Millions struggling to pay council tax

More than two million households are struggling to pay council tax bills, according to a report by the Joseph Rowntree Foundation.

The report found that those on low incomes were particularly badly affected, because they had to pay a larger percentage of their take-home pay than those on higher wages.

The report found that nearly three million summonses for non-payment of council tax were issued each year, with low income cited as the main reason for failing to pay the bills.

Dr Michael Orton, author of the report, said: "Despite having a job, the struggle to pay council tax is part of the day-to-day difficulty of making ends meet for many people. Low income creates vulnerability to missing payments and repaying arrears."

The report said that council tax is regressive, meaning that it takes a larger share of income from those on lower and middle earnings than from those on higher incomes.
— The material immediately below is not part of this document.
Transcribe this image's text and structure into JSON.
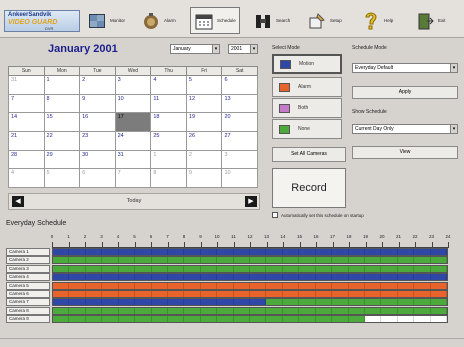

Council tax accounts for 4.9% of gross income for the bottom fifth of households, compared to 3.7% for households in the second to bottom fifth and just 1.7% for those in the top fifth, the report found.

It also suggested that the system by which people could claim council tax benefits was complex.
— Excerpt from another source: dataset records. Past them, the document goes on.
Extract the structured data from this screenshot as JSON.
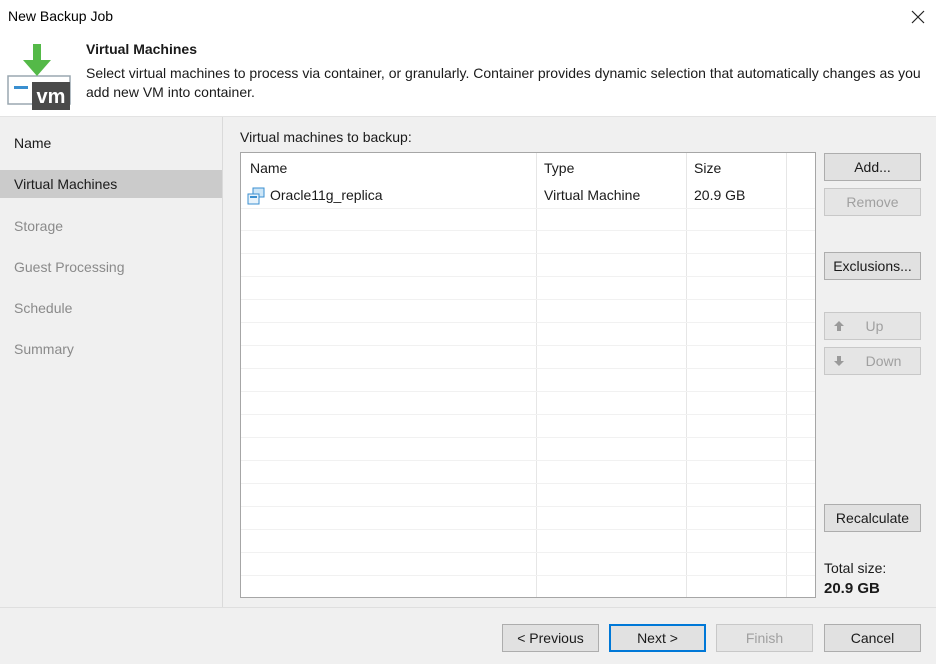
{
  "window": {
    "title": "New Backup Job",
    "close_icon": "close-icon"
  },
  "header": {
    "title": "Virtual Machines",
    "description": "Select virtual machines to process via container, or granularly. Container provides dynamic selection that automatically changes as you add new VM into container.",
    "icon": "vm-download-icon",
    "icon_text": "vm"
  },
  "sidebar": {
    "items": [
      {
        "label": "Name",
        "state": "done"
      },
      {
        "label": "Virtual Machines",
        "state": "active"
      },
      {
        "label": "Storage",
        "state": "pending"
      },
      {
        "label": "Guest Processing",
        "state": "pending"
      },
      {
        "label": "Schedule",
        "state": "pending"
      },
      {
        "label": "Summary",
        "state": "pending"
      }
    ]
  },
  "main": {
    "list_label": "Virtual machines to backup:",
    "columns": [
      "Name",
      "Type",
      "Size"
    ],
    "rows": [
      {
        "name": "Oracle11g_replica",
        "type": "Virtual Machine",
        "size": "20.9 GB",
        "icon": "vm-icon"
      }
    ]
  },
  "side_buttons": {
    "add": "Add...",
    "remove": "Remove",
    "exclusions": "Exclusions...",
    "up": "Up",
    "down": "Down",
    "recalculate": "Recalculate"
  },
  "total": {
    "label": "Total size:",
    "value": "20.9 GB"
  },
  "footer": {
    "previous": "< Previous",
    "next": "Next >",
    "finish": "Finish",
    "cancel": "Cancel"
  },
  "colors": {
    "accent": "#0078d7",
    "brand_green": "#54b948",
    "active_step": "#cbcbcb"
  }
}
The report concluded that consideration should be given to making council tax fairer by revising the proportion of the tax levied on each valuation band.

Dr Orton said: "Low income households in high valuation properties are exceptional. Consideration needs to be given to the position of the far larger numbers of low and middle income households who currently pay proportionately more tax."

The Conservatives said that council tax was the "ultimate stealth tax". Shadow Local Government Secretary Caroline Spelman said: "A third of the basic state pension increase since 1997 is now ruthlessly snatched back in local taxes.

"Labour's increased use of means tested benefits and complex application forms has resulted in a reduced take-up of council tax benefit, so more people on lower incomes are paying higher council taxes."